STATS, Inc. Zone Rating is available from Rogers Sportsnet and ESPN; ESPN doesn't have as much detail as I would like and Sportsnet seems to have downright errors in their reporting - I know full well that Angel Pagan hasn't played outfield for the Cubs this season and Kosuke Fukudome has, and that's problematic. So I'm going to use BIS's data instead, as The Hardball Times publishes pretty much everything you could ask for. BIS uses more zones than STATS, and changes the zones of responsibility much more frequently, however. So just bear that in mind going forward.
I'm using jinaz's method for converting OOZ and IZ plays into +/-, and simply adding the two. Short version: I figure out how many in zone plays and out of zone plays a average player would have given that many "ball in zone" opportunities, and then subtract that from the number of plays made. Runs are calculated based upon the average value of a play made at that position.

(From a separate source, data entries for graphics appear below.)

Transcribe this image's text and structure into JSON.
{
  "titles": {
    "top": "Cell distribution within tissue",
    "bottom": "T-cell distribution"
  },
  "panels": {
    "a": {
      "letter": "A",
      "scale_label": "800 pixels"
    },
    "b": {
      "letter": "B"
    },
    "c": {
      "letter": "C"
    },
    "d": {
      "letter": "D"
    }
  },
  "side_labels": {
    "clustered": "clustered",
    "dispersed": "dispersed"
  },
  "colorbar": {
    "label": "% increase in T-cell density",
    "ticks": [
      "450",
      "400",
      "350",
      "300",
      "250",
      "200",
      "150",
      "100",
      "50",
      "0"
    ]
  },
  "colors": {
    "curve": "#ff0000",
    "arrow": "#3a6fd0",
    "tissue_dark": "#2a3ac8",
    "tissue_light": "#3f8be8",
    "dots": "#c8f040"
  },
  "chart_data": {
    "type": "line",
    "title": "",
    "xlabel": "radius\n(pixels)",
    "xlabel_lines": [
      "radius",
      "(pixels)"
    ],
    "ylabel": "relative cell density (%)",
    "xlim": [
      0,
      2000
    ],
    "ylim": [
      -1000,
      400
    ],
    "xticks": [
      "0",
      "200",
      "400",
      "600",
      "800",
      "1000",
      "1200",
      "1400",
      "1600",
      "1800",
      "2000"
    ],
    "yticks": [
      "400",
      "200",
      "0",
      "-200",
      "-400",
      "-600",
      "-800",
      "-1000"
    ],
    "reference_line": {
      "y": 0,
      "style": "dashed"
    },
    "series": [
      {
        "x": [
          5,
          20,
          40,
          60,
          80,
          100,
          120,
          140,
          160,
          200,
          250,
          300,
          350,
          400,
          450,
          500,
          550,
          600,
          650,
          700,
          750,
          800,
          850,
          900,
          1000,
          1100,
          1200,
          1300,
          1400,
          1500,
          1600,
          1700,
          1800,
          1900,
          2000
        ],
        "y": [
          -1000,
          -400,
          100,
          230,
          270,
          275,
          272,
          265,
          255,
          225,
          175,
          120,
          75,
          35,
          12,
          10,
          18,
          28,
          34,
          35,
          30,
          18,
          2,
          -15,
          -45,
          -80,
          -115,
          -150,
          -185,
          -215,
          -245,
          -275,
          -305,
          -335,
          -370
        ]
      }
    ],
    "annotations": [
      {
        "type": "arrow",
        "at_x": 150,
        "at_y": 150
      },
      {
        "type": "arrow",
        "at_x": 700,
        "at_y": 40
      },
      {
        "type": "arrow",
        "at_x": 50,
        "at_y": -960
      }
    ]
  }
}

I'm calculating my own average zone ratings for each position, because as I said, BIS changes zones periodically. (Full data for all NL players available for your perusal.)

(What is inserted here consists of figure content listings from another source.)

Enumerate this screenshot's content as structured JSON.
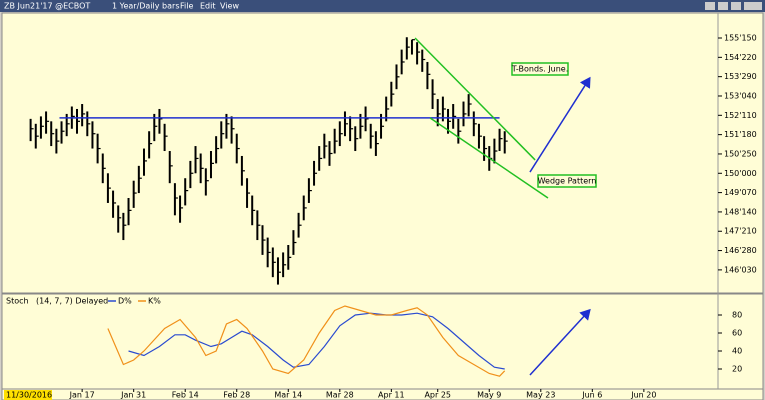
{
  "header": {
    "symbol": "ZB Jun21'17 @ECBOT",
    "period": "1 Year/Daily bars",
    "menu": [
      "File",
      "Edit",
      "View"
    ]
  },
  "date_cursor": "11/30/2016",
  "chart_data": [
    {
      "type": "ohlc",
      "title": "T-Bonds. June.",
      "annotation": "Wedge Pattern",
      "xlim": [
        -4,
        133
      ],
      "ylim": [
        145.2,
        156.48
      ],
      "color": "#000000",
      "yticks": [
        {
          "value": 155.46875,
          "label": "155'150"
        },
        {
          "value": 154.6875,
          "label": "154'220"
        },
        {
          "value": 153.90625,
          "label": "153'290"
        },
        {
          "value": 153.125,
          "label": "153'040"
        },
        {
          "value": 152.34375,
          "label": "152'110"
        },
        {
          "value": 151.5625,
          "label": "151'180"
        },
        {
          "value": 150.78125,
          "label": "150'250"
        },
        {
          "value": 150.0,
          "label": "150'000"
        },
        {
          "value": 149.21875,
          "label": "149'070"
        },
        {
          "value": 148.4375,
          "label": "148'140"
        },
        {
          "value": 147.65625,
          "label": "147'210"
        },
        {
          "value": 146.875,
          "label": "146'280"
        },
        {
          "value": 146.09375,
          "label": "146'030"
        }
      ],
      "close": [
        151.8,
        151.5,
        151.9,
        152.1,
        151.6,
        151.3,
        151.7,
        152.0,
        152.3,
        152.1,
        152.4,
        152.0,
        151.6,
        151.0,
        150.2,
        149.4,
        148.8,
        148.2,
        147.9,
        148.5,
        149.2,
        149.8,
        150.5,
        151.2,
        151.9,
        152.2,
        151.5,
        150.3,
        149.0,
        148.6,
        149.3,
        150.0,
        150.6,
        150.2,
        149.7,
        150.4,
        151.0,
        151.6,
        152.0,
        151.8,
        151.0,
        150.1,
        149.2,
        148.5,
        147.9,
        147.3,
        146.8,
        146.4,
        146.0,
        146.3,
        146.6,
        147.2,
        147.9,
        148.6,
        149.3,
        150.0,
        150.6,
        151.1,
        150.8,
        151.3,
        151.6,
        152.0,
        151.8,
        151.4,
        151.9,
        152.2,
        151.5,
        151.2,
        151.9,
        152.6,
        153.2,
        153.9,
        154.5,
        155.1,
        155.4,
        154.9,
        154.6,
        154.0,
        153.2,
        152.4,
        152.6,
        152.1,
        152.3,
        151.7,
        152.4,
        152.8,
        152.0,
        151.5,
        151.0,
        150.6,
        150.9,
        151.4,
        151.3
      ],
      "high": [
        152.2,
        152.0,
        152.3,
        152.5,
        152.1,
        151.8,
        152.1,
        152.4,
        152.7,
        152.6,
        152.8,
        152.5,
        152.1,
        151.6,
        150.8,
        150.0,
        149.3,
        148.7,
        148.4,
        149.0,
        149.7,
        150.3,
        151.0,
        151.7,
        152.4,
        152.6,
        152.0,
        150.9,
        149.6,
        149.1,
        149.8,
        150.5,
        151.1,
        150.8,
        150.2,
        150.9,
        151.5,
        152.1,
        152.4,
        152.3,
        151.6,
        150.7,
        149.8,
        149.1,
        148.5,
        147.9,
        147.4,
        147.0,
        146.6,
        146.8,
        147.1,
        147.7,
        148.4,
        149.1,
        149.8,
        150.5,
        151.1,
        151.6,
        151.3,
        151.8,
        152.1,
        152.5,
        152.3,
        151.9,
        152.4,
        152.7,
        152.0,
        151.7,
        152.4,
        153.1,
        153.7,
        154.4,
        155.0,
        155.5,
        155.4,
        155.3,
        155.0,
        154.5,
        153.8,
        153.0,
        153.1,
        152.6,
        152.8,
        152.2,
        152.9,
        153.2,
        152.5,
        152.0,
        151.5,
        151.1,
        151.4,
        151.8,
        151.7
      ],
      "low": [
        151.3,
        151.0,
        151.4,
        151.6,
        151.1,
        150.8,
        151.2,
        151.5,
        151.8,
        151.6,
        151.9,
        151.5,
        151.0,
        150.4,
        149.6,
        148.8,
        148.2,
        147.6,
        147.3,
        147.9,
        148.6,
        149.2,
        149.9,
        150.6,
        151.3,
        151.6,
        150.9,
        149.6,
        148.3,
        148.0,
        148.7,
        149.4,
        150.0,
        149.6,
        149.1,
        149.8,
        150.4,
        151.0,
        151.4,
        151.2,
        150.4,
        149.5,
        148.6,
        147.9,
        147.3,
        146.7,
        146.2,
        145.8,
        145.5,
        145.8,
        146.1,
        146.7,
        147.4,
        148.1,
        148.8,
        149.5,
        150.1,
        150.6,
        150.3,
        150.8,
        151.1,
        151.5,
        151.3,
        150.9,
        151.4,
        151.7,
        151.0,
        150.7,
        151.4,
        152.1,
        152.7,
        153.4,
        154.0,
        154.6,
        154.8,
        154.4,
        154.1,
        153.4,
        152.6,
        151.9,
        152.1,
        151.6,
        151.8,
        151.2,
        151.9,
        152.3,
        151.5,
        151.0,
        150.5,
        150.1,
        150.4,
        150.9,
        150.8
      ],
      "lines": [
        {
          "color": "#1f2fd0",
          "x": [
            5.6,
            91
          ],
          "y": [
            152.24,
            152.24
          ]
        },
        {
          "color": "#22c022",
          "x": [
            74.6,
            97.9
          ],
          "y": [
            155.47,
            150.54
          ]
        },
        {
          "color": "#22c022",
          "x": [
            77.5,
            100.4
          ],
          "y": [
            152.24,
            149.0
          ]
        },
        {
          "color": "#1f2fd0",
          "x": [
            96.9,
            108.5
          ],
          "y": [
            150.05,
            153.85
          ],
          "arrow": true
        }
      ]
    },
    {
      "type": "line",
      "title": "Stoch",
      "subtitle": "(14, 7, 7) Delayed",
      "xlim": [
        -4,
        133
      ],
      "ylim": [
        0,
        100
      ],
      "yticks": [
        20,
        40,
        60,
        80
      ],
      "xticks": [
        {
          "value": 10,
          "label": "Jan 17"
        },
        {
          "value": 20,
          "label": "Jan 31"
        },
        {
          "value": 30,
          "label": "Feb 14"
        },
        {
          "value": 40,
          "label": "Feb 28"
        },
        {
          "value": 50,
          "label": "Mar 14"
        },
        {
          "value": 60,
          "label": "Mar 28"
        },
        {
          "value": 70,
          "label": "Apr 11"
        },
        {
          "value": 79,
          "label": "Apr 25"
        },
        {
          "value": 89,
          "label": "May 9"
        },
        {
          "value": 99,
          "label": "May 23"
        },
        {
          "value": 109,
          "label": "Jun 6"
        },
        {
          "value": 119,
          "label": "Jun 20"
        }
      ],
      "series": [
        {
          "name": "D%",
          "color": "#2a4bd0",
          "x": [
            19,
            22,
            25,
            28,
            30,
            32,
            35,
            37,
            39,
            41,
            43,
            46,
            49,
            51,
            54,
            57,
            60,
            63,
            66,
            69,
            72,
            75,
            78,
            81,
            84,
            87,
            90,
            92
          ],
          "values": [
            40,
            35,
            45,
            58,
            58,
            52,
            45,
            48,
            55,
            62,
            58,
            45,
            30,
            22,
            25,
            45,
            68,
            80,
            82,
            80,
            80,
            82,
            78,
            65,
            50,
            35,
            22,
            20
          ]
        },
        {
          "name": "K%",
          "color": "#f0901a",
          "x": [
            15,
            18,
            20,
            22,
            26,
            29,
            32,
            34,
            36,
            38,
            40,
            42,
            45,
            47,
            50,
            53,
            56,
            59,
            61,
            64,
            67,
            70,
            73,
            75,
            77,
            80,
            83,
            86,
            89,
            91,
            92
          ],
          "values": [
            65,
            25,
            30,
            40,
            65,
            75,
            55,
            35,
            40,
            70,
            75,
            65,
            40,
            20,
            15,
            30,
            60,
            85,
            90,
            85,
            80,
            80,
            85,
            88,
            80,
            55,
            35,
            25,
            15,
            12,
            18
          ]
        }
      ],
      "lines": [
        {
          "color": "#1f2fd0",
          "x": [
            96.9,
            108.5
          ],
          "y": [
            13.3,
            85.6
          ],
          "arrow": true
        }
      ]
    }
  ]
}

Or, since this is what you've come for, here's all Cubs players, season to date (really season through the sixth):
|Last||First||Pos||BIZ||Plays||OOZ||Plays +/-||OOZ +/-||Total +/-||Runs +/-|
Before we go any further, there are some clarifications I want to make:
- As with everything, sample size matters; numbers for players with 100 or more BIZ are more reliable than numbers for players with only one BIZ.
- These numbers are relative to the average at the position; some positions are more difficult than others. An average defensive shortstop is more valuable than the average defensive first baseman.

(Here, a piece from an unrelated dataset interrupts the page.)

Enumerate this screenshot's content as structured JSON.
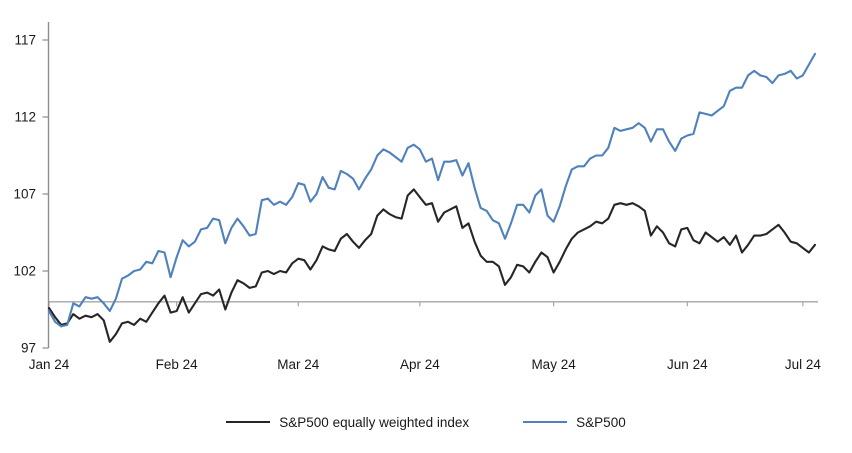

Remember when I said that our outfield defense was above-average? It turns out this is mostly creditable to Kosuke Fukudome, who is an outstanding right fielder. AAA warrior Felix Pie is another defensive standout in the outfield. And - credit where credit is due - so far Jim Edmonds seems to be playing a very good defensive center field, much better than I expected. Soriano and Johnson have both been subpar, but hardly defensive liabilities. (Earlier I went over Soriano's fielding in more detail.)
Our corner infield has been fine - Lee's defense at first is no surprise to Cubs fans, and Ramirez (while not challenging for the Gold Glove like last season) has done well for himself.
Our middle infield, though - yikes. Credit where credit is due, right off the bat - Mike Fontenot is playing a servicable second base, and though his range might not be the greatest, he's fielding all the balls he should be getting to. Again, there is sample size to consider, but so far, Mike Fontenot has done better than I would have expected.
Other than that, though - wow. Our middle infield is not covering itself in glory. DeRosa is saved the indignity of being the worst defensive 2B in the NL mostly through the superhuman efforts of Damion Easley, who in just over half as many chances has cost his team twice as many runs in the field as DeRosa has. Theriot... has no such luck. Theriot, as best I can figure it, is the worst defensive shortstop in the National League so far.
Great comfort on the day of a Jason Marquis start, huh?